Music Review: Joe Louis Walker – Witness To The Blues

Music Review: Joe Louis Walker – Witness To The Blues
August 19, 2009
Lou Novacheck
BC Music

t times, Walker’s voice and style remind me of Curtis Mayfield, while at other times he reminds me of Phillipé Wynne of the Spinners, both of whom have passed. His voice is unique, but his phrasings and the nuances of his voices, since he has more than one in which he sings, remind me of several different people.

While this is obviously a blues album, there’s no doubt of Walker’s soulful moans and cries adding a marked taste of soul in this mix. He’s also a multiple blues award winner, and has recorded with the current monarchs of blues, such as Blues Boy aka BB King, Taj Mahal, James Cotton, and Steve Cropper.

Cut five, “Witness,” is a rousing soul-blues-gospel number that, as the chorus says, will “raise up” even the dead.
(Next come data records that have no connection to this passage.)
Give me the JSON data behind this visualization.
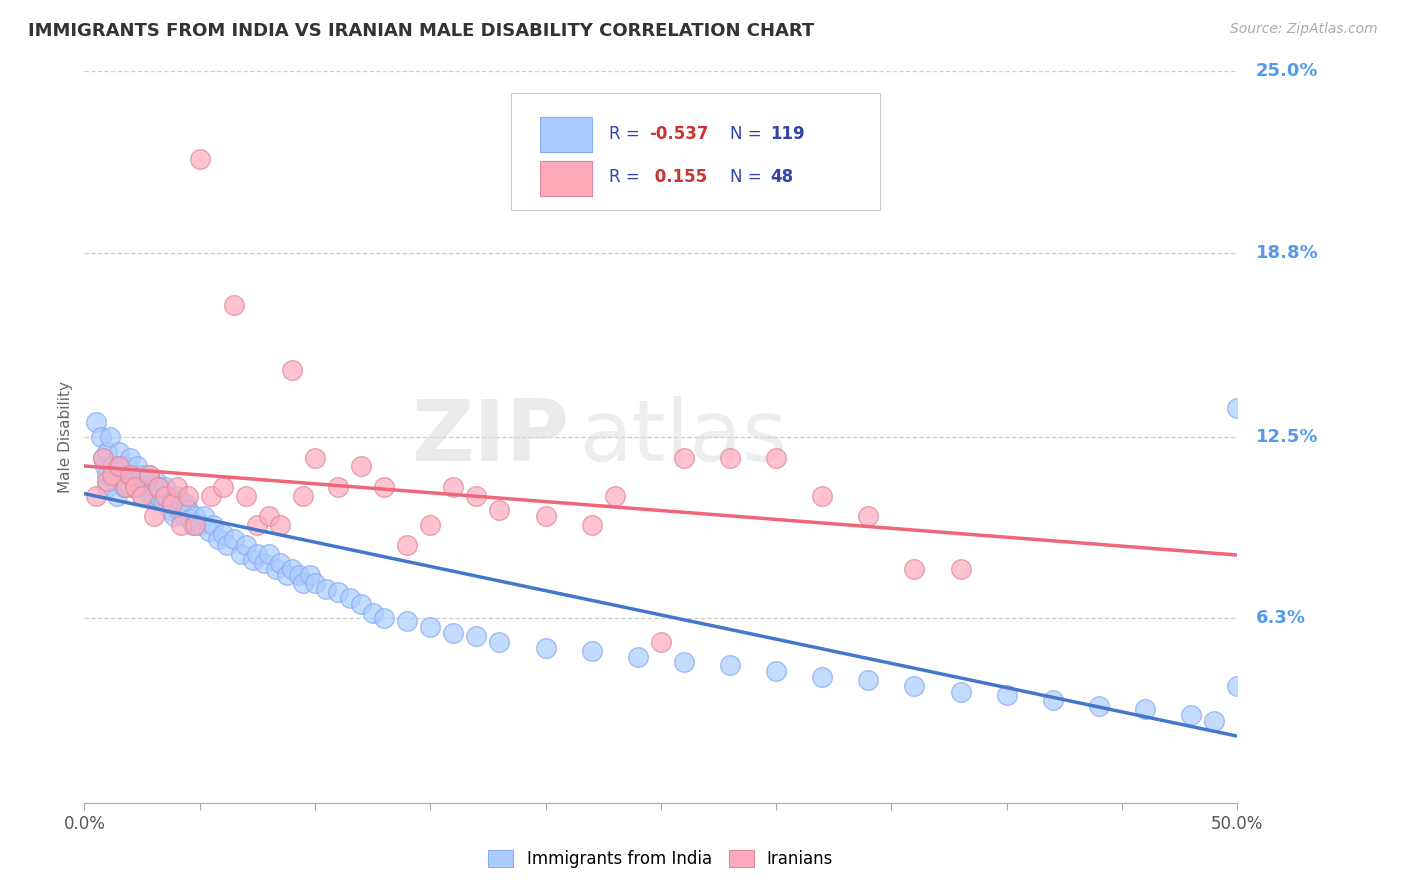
{
  "title": "IMMIGRANTS FROM INDIA VS IRANIAN MALE DISABILITY CORRELATION CHART",
  "source_text": "Source: ZipAtlas.com",
  "ylabel": "Male Disability",
  "xlim": [
    0.0,
    0.5
  ],
  "ylim": [
    0.0,
    0.25
  ],
  "xtick_vals": [
    0.0,
    0.05,
    0.1,
    0.15,
    0.2,
    0.25,
    0.3,
    0.35,
    0.4,
    0.45,
    0.5
  ],
  "xtick_labels_show": {
    "0.0": "0.0%",
    "0.5": "50.0%"
  },
  "ytick_labels_right": [
    "25.0%",
    "18.8%",
    "12.5%",
    "6.3%"
  ],
  "ytick_vals_right": [
    0.25,
    0.188,
    0.125,
    0.063
  ],
  "blue_color": "#aaccff",
  "pink_color": "#ffaabb",
  "trend_blue_color": "#4477cc",
  "trend_pink_color": "#ee6677",
  "legend_r_color": "#cc3333",
  "legend_n_color": "#3344aa",
  "legend_label_blue": "Immigrants from India",
  "legend_label_pink": "Iranians",
  "watermark_zip": "ZIP",
  "watermark_atlas": "atlas",
  "background_color": "#ffffff",
  "grid_color": "#cccccc",
  "title_color": "#333333",
  "axis_label_color": "#5599ee",
  "blue_scatter_x": [
    0.005,
    0.007,
    0.008,
    0.009,
    0.01,
    0.01,
    0.01,
    0.011,
    0.012,
    0.013,
    0.014,
    0.015,
    0.015,
    0.016,
    0.017,
    0.018,
    0.019,
    0.02,
    0.02,
    0.021,
    0.022,
    0.023,
    0.024,
    0.025,
    0.025,
    0.026,
    0.027,
    0.028,
    0.029,
    0.03,
    0.03,
    0.031,
    0.032,
    0.033,
    0.034,
    0.035,
    0.036,
    0.037,
    0.038,
    0.039,
    0.04,
    0.041,
    0.042,
    0.043,
    0.044,
    0.045,
    0.046,
    0.047,
    0.048,
    0.05,
    0.052,
    0.054,
    0.056,
    0.058,
    0.06,
    0.062,
    0.065,
    0.068,
    0.07,
    0.073,
    0.075,
    0.078,
    0.08,
    0.083,
    0.085,
    0.088,
    0.09,
    0.093,
    0.095,
    0.098,
    0.1,
    0.105,
    0.11,
    0.115,
    0.12,
    0.125,
    0.13,
    0.14,
    0.15,
    0.16,
    0.17,
    0.18,
    0.2,
    0.22,
    0.24,
    0.26,
    0.28,
    0.3,
    0.32,
    0.34,
    0.36,
    0.38,
    0.4,
    0.42,
    0.44,
    0.46,
    0.48,
    0.49,
    0.5,
    0.5
  ],
  "blue_scatter_y": [
    0.13,
    0.125,
    0.118,
    0.115,
    0.12,
    0.112,
    0.108,
    0.125,
    0.115,
    0.11,
    0.105,
    0.12,
    0.115,
    0.11,
    0.108,
    0.115,
    0.112,
    0.118,
    0.108,
    0.112,
    0.11,
    0.115,
    0.108,
    0.112,
    0.105,
    0.11,
    0.108,
    0.112,
    0.105,
    0.108,
    0.105,
    0.11,
    0.105,
    0.108,
    0.103,
    0.108,
    0.105,
    0.1,
    0.103,
    0.098,
    0.105,
    0.1,
    0.103,
    0.098,
    0.102,
    0.1,
    0.097,
    0.095,
    0.098,
    0.095,
    0.098,
    0.093,
    0.095,
    0.09,
    0.092,
    0.088,
    0.09,
    0.085,
    0.088,
    0.083,
    0.085,
    0.082,
    0.085,
    0.08,
    0.082,
    0.078,
    0.08,
    0.078,
    0.075,
    0.078,
    0.075,
    0.073,
    0.072,
    0.07,
    0.068,
    0.065,
    0.063,
    0.062,
    0.06,
    0.058,
    0.057,
    0.055,
    0.053,
    0.052,
    0.05,
    0.048,
    0.047,
    0.045,
    0.043,
    0.042,
    0.04,
    0.038,
    0.037,
    0.035,
    0.033,
    0.032,
    0.03,
    0.028,
    0.04,
    0.135
  ],
  "pink_scatter_x": [
    0.005,
    0.008,
    0.01,
    0.012,
    0.015,
    0.018,
    0.02,
    0.022,
    0.025,
    0.028,
    0.03,
    0.032,
    0.035,
    0.038,
    0.04,
    0.042,
    0.045,
    0.048,
    0.05,
    0.055,
    0.06,
    0.065,
    0.07,
    0.075,
    0.08,
    0.085,
    0.09,
    0.095,
    0.1,
    0.11,
    0.12,
    0.13,
    0.15,
    0.17,
    0.2,
    0.23,
    0.26,
    0.3,
    0.34,
    0.38,
    0.22,
    0.25,
    0.28,
    0.18,
    0.16,
    0.14,
    0.32,
    0.36
  ],
  "pink_scatter_y": [
    0.105,
    0.118,
    0.11,
    0.112,
    0.115,
    0.108,
    0.112,
    0.108,
    0.105,
    0.112,
    0.098,
    0.108,
    0.105,
    0.102,
    0.108,
    0.095,
    0.105,
    0.095,
    0.22,
    0.105,
    0.108,
    0.17,
    0.105,
    0.095,
    0.098,
    0.095,
    0.148,
    0.105,
    0.118,
    0.108,
    0.115,
    0.108,
    0.095,
    0.105,
    0.098,
    0.105,
    0.118,
    0.118,
    0.098,
    0.08,
    0.095,
    0.055,
    0.118,
    0.1,
    0.108,
    0.088,
    0.105,
    0.08
  ]
}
Cut six, “Rollin’ & Tumblin’,” has no similarities to the more popular version. It’s a juke joint special, worthy of the grittiest, low-downest juke joint around. A little over halfway through it becomes an out-and-out rockin’ blues that makes the walls heave. Walker can make his guitar walk and talk, cry and moan, so convincingly that you’d swear he had an accompanist. The ninth song on this disc is “Keep On Believin’,” an obvious soul-gospel groove, is a rousing number which should have everyone listening in a finger-poppin’, head-noddin’ call to everybody. Number 10, “100% More Man,” is a gutbucket, bluesy, heartwrenching blues paean to love.
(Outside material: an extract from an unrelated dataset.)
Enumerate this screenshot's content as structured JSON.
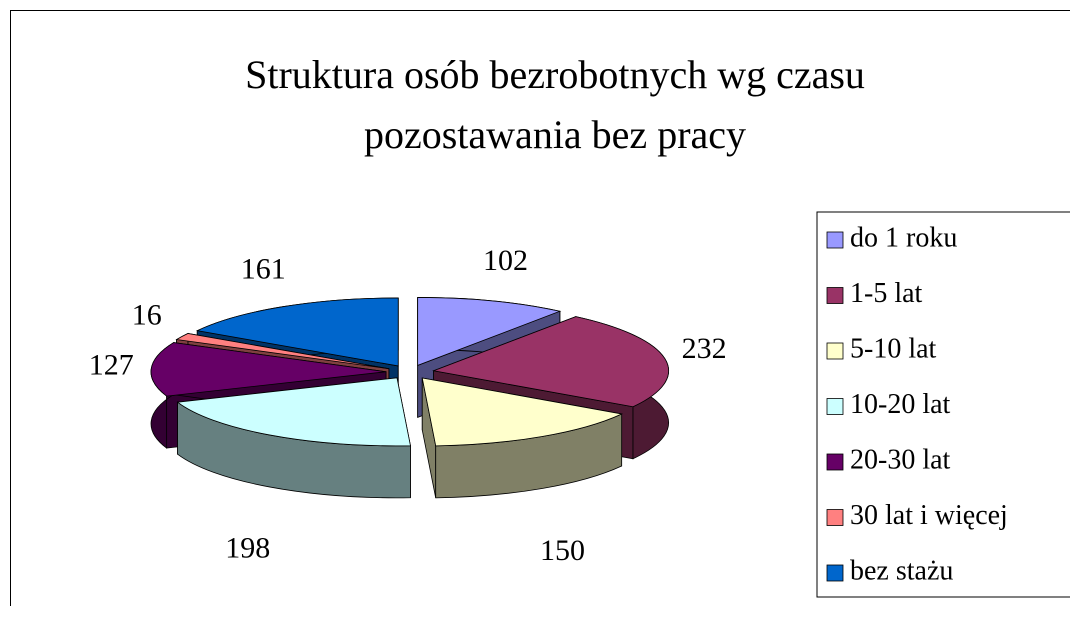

Number 11, “Sugar Mama,” is a slow shuffle that will give you an overwhelming desire for sugar, and it’s also the far-too-soon end of this musical journey.

Shemekia Copeland on track three, “Lover’s Holiday,” whose coronation as the reigning queen of the blues I seem to have missed, only adds cachet to this CD. As much a stellar addition as she is, Walker could do the entire album solo and still sound great. Shemekia’s accompaniment on this track is the icing on the cake.

Another of the blues hierarchy connected to this release is producer Duke Robillard, who seems to be turning up all over lately. A very busy man. Just in the past month I’ve reviewed three CDs with his name somewhere in the credits. Others chipping in on this fine record include Bruce Katz on keys, Mark Teixeira on drums and percussion, Duke Robillard on guitar through five cuts, and several others making spot appearances.

Walker has run the psychedelic rock road, the blues road, and the gospel road before returning to blues, and you can discern the tricks he’s picked up in each of those incarnations. While his 10-year absence from the blues circuit still shows some effects on his current popularity, he’s considered a stalwart of the genre and is winning new fans daily.

If you appreciate some gospel, some funk, some rock, and even a little psychedelic in your music, you’ll be at home with this fine album. Put this one in your creel, as it’s a sure-thing keeper.